【イムラヴァ:二部】三章:悪魔と狐-10
「質問しないんだな」
「何を?」
「どうして、俺があんなばかげた大立ち回りをやってるか。会うやつはみんな質問するぜ」
「ああ……」アランは、そんなことか、といった面持ちで言った。「だって、あんたはクラナドだろ。それだけ剣の腕が立つなら、審問官に喧嘩を売りたくなって当然だよ。ロイドはいい顔しないだろうけど」
「だれだい、そのロイドってのは?それにクラナド?俺はそんな名前じゃないぜ」
「クラナドじゃない?」アランは驚いて、まじまじとレナードの顔を見た。「だって、そんなはずないじゃないか……あんたはどう見たってシーだ」
「シー?それも知らんな」
「じゃあ、どうやってトルヘアに来たんだ?どこから来た?」
彼がアランのことをおかしなやつだと考えているのは明らかだった。
「俺の生まれは大陸さ。デルヒェって国の生まれだが、この見てくれだからね。親は早くに死んじまったし。だから、エレンになら俺の居場所もあると思った。それで密航したんだ。まあ、失敗したがね」
「大陸の生まれ……」
「ああ、大陸だ。どうだ、こんな狭い島国には収まりきらない、俺の魅力を感じるだろう、坊や?それで、クラナドってのはいったい何なんだ、合言葉か、暗号か?」
「いや、クラナドって言うのは、エリンの難民の事だよ。あんたみたいな、シー、じゃなくて、獣のような風貌をした人たちも沢山いる。ほとんどがみんな、森の中に隠れて生活してるんだ。聞いたこと無いか、森の人、幽霊とか悪魔とかって呼ばれることもある」
レナードはそれで合点がいったようだった。軽妙な口調はいくらか思慮深くなり、陽気なレナードはなりを潜めた。あんな無茶を繰り返しながらも、今まで無事に生き延びてこられただけの機転は、しっかり備わっている。

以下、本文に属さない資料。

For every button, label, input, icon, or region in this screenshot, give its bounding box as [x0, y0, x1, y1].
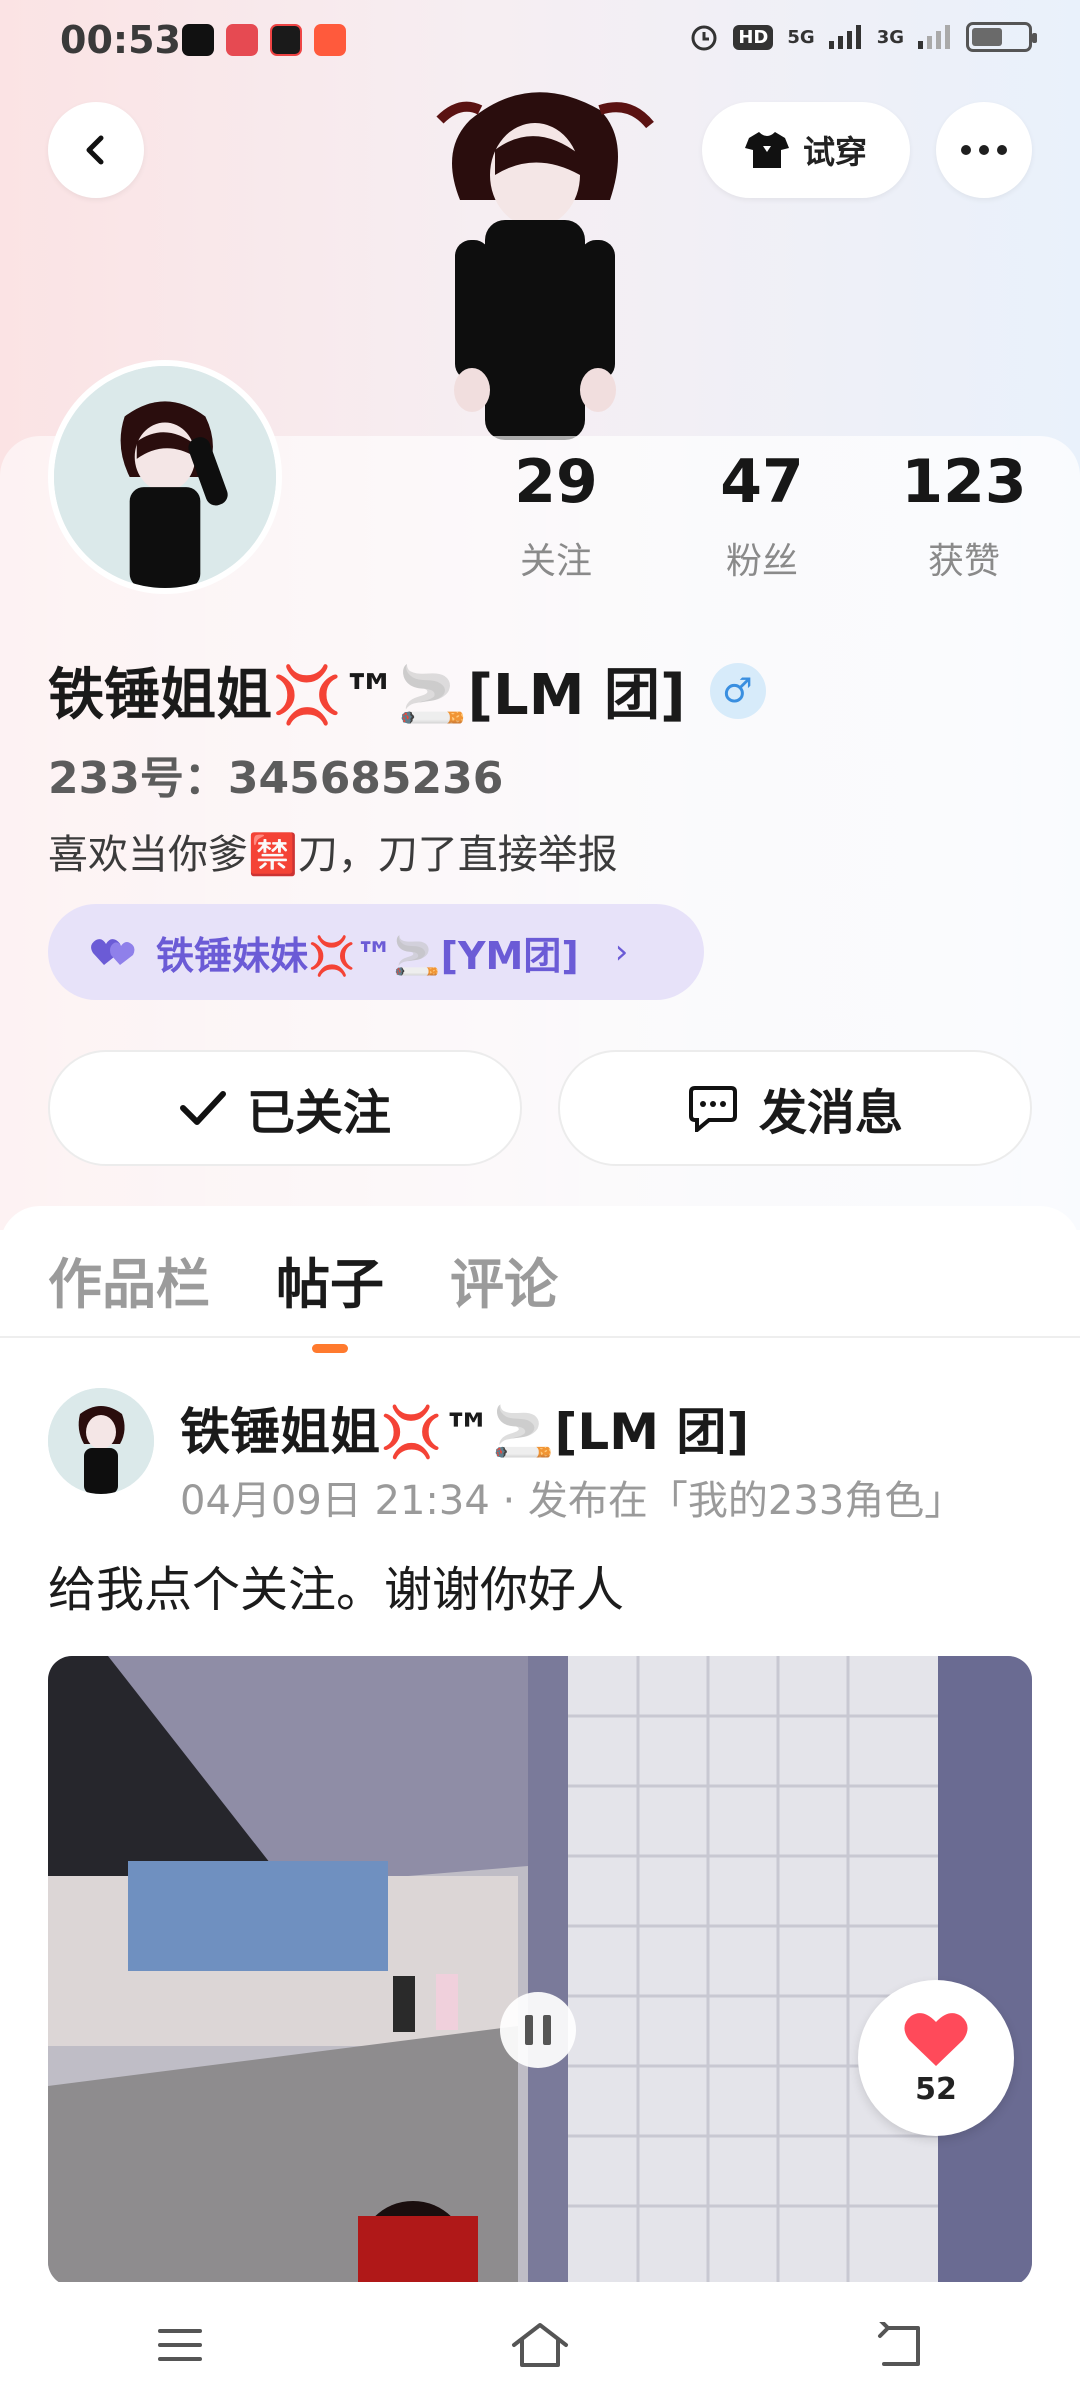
status-indicators: HD 5G 3G — [689, 22, 1037, 52]
profile-name-row: 铁锤姐姐💢™🚬[LM 团] ♂ — [48, 650, 766, 731]
like-button[interactable]: 52 — [858, 1980, 1014, 2136]
tab-posts-label: 帖子 — [276, 1253, 384, 1316]
active-tab-indicator — [312, 1344, 348, 1353]
like-count: 52 — [915, 2071, 957, 2107]
pause-button[interactable] — [500, 1992, 576, 2068]
chevron-left-icon — [86, 135, 104, 165]
pause-bar — [525, 2015, 533, 2045]
stat-following[interactable]: 29 关注 — [466, 452, 646, 584]
followed-button[interactable]: 已关注 — [48, 1050, 522, 1166]
battery-icon — [966, 22, 1037, 52]
home-button[interactable] — [480, 2305, 600, 2385]
followed-label: 已关注 — [246, 1085, 391, 1141]
content-section: 作品栏 帖子 评论 铁锤姐姐💢™🚬[LM 团] 04月09日 21:34 · 发… — [0, 1206, 1080, 2286]
profile-bio: 喜欢当你爹🈲刀，刀了直接举报 — [48, 832, 618, 878]
capcut-icon — [182, 24, 214, 56]
more-dot — [979, 145, 989, 155]
more-dot — [961, 145, 971, 155]
cp-relationship-pill[interactable]: 铁锤妹妹💢™🚬[YM团] › — [48, 904, 704, 1000]
hd-label: HD — [733, 24, 774, 50]
back-button[interactable] — [48, 102, 144, 198]
likes-count: 123 — [901, 447, 1027, 517]
profile-avatar[interactable] — [48, 360, 282, 594]
tshirt-icon — [744, 132, 789, 168]
profile-tabs: 作品栏 帖子 评论 — [48, 1240, 558, 1353]
post-author-avatar[interactable] — [48, 1388, 154, 1494]
pause-bar — [543, 2015, 551, 2045]
message-label: 发消息 — [758, 1085, 903, 1141]
heart-icon — [904, 2012, 968, 2066]
status-time: 00:53 — [60, 18, 181, 62]
message-button[interactable]: 发消息 — [558, 1050, 1032, 1166]
tab-comments[interactable]: 评论 — [450, 1240, 558, 1319]
home-icon — [512, 2323, 568, 2367]
status-bar: 00:53 HD 5G 3G — [0, 0, 1080, 84]
chevron-right-icon: › — [614, 932, 629, 972]
post-author-name[interactable]: 铁锤姐姐💢™🚬[LM 团] — [180, 1392, 749, 1464]
avatar-character-illustration — [436, 92, 654, 440]
followers-label: 粉丝 — [725, 541, 798, 582]
recent-apps-button[interactable] — [120, 2305, 240, 2385]
network-5g: 5G — [787, 26, 815, 48]
profile-name: 铁锤姐姐💢™🚬[LM 团] — [48, 663, 686, 728]
signal-icon — [828, 25, 861, 49]
tabs-divider — [0, 1336, 1080, 1338]
more-options-button[interactable] — [936, 102, 1032, 198]
back-arrow-icon — [878, 2322, 920, 2366]
try-on-label: 试穿 — [802, 133, 867, 171]
system-navigation-bar — [0, 2282, 1080, 2408]
try-on-button[interactable]: 试穿 — [702, 102, 910, 198]
app-icon-red — [226, 24, 258, 56]
following-label: 关注 — [519, 541, 592, 582]
stat-likes[interactable]: 123 获赞 — [874, 452, 1054, 584]
post-meta: 04月09日 21:34 · 发布在「我的233角色」 — [180, 1478, 965, 1524]
tab-works[interactable]: 作品栏 — [48, 1240, 210, 1319]
post-video[interactable]: 52 — [48, 1656, 1032, 2286]
back-nav-button[interactable] — [840, 2305, 960, 2385]
more-dot — [997, 145, 1007, 155]
alarm-icon — [691, 25, 717, 51]
post-text: 给我点个关注。谢谢你好人 — [48, 1562, 625, 1618]
followers-count: 47 — [720, 447, 804, 517]
chat-bubble-icon — [688, 1086, 737, 1132]
profile-avatar-image — [54, 366, 276, 588]
cp-name: 铁锤妹妹💢™🚬[YM团] — [156, 933, 579, 978]
profile-id: 233号：345685236 — [48, 753, 504, 804]
tab-posts[interactable]: 帖子 — [276, 1240, 384, 1353]
video-frame — [48, 1656, 1032, 2286]
stat-followers[interactable]: 47 粉丝 — [672, 452, 852, 584]
app-icon-orange — [314, 24, 346, 56]
status-app-icons — [182, 24, 346, 56]
check-icon — [179, 1091, 226, 1125]
app-icon-black — [270, 24, 302, 56]
likes-label: 获赞 — [927, 541, 1000, 582]
menu-icon — [158, 2329, 202, 2361]
double-heart-icon — [91, 939, 135, 965]
network-3g: 3G — [876, 26, 904, 48]
male-icon: ♂ — [709, 662, 766, 719]
signal-icon-2 — [918, 25, 950, 49]
following-count: 29 — [514, 447, 598, 517]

「悪魔か」じっと前方を見つめたまま、彼はぽつりと言った。「ああ、それなら知ってる」
「正直言うと、みんなあんたを羨むと思うよ」レナードはアランの方を向いた。アランは肩をすくめた。「だって、あんなにトルヘアの人たちに好かれてるんだから。それに比べて私たちは、どこへ行ってもエレンから来た疫病神みたいに見られる。チグナラたちと同じように、審問官と目があっただけで、次の日には焚刑台に立たされてるかもしれないんだ」
「君も、クラナドってやつか」
「どうして?」驚くアランを、レナードは笑った。
「今『私たち』って言ったんだぜ。まぁ、パン屋の奉公人ってのはずいぶん無理があると思ったが、とんでもない、実はそうとう良いとこの坊ちゃんだなんだな?エレンの旧家かなんかの出と見たね」
アランは、自分がいつの間にか、エレンの苦難の民の一員になっていたことに密かな喜びを感じた。そして、戸惑いを。
昔から、何かに属すことへの憧れがあった。国教会の洗礼を受けず、ユータルスの養子にもならず、与えられた家名にもつながりはなかった。(偽名だったのだから当たり前だが)。王家の娘だと言われても、すんなりと認めるわけにもゆかない。何かに属する時には、自分で「この時」と決めた瞬間からそうなるものだと思っていた。エレンの人間だと言われても、心から自分の中にエレンへの思慕を抱いたわけではない。それでも、今、彼女は自らの仲間を認めたのだ。森の中で息を潜めて、じっと待ち続ける多くの難民達。自分も彼らの中の一人なのだと。ロイドが言っていたのは、もしかしたら、こう言うことなのかも知れない。まだ、はっきりとは分からないけれど。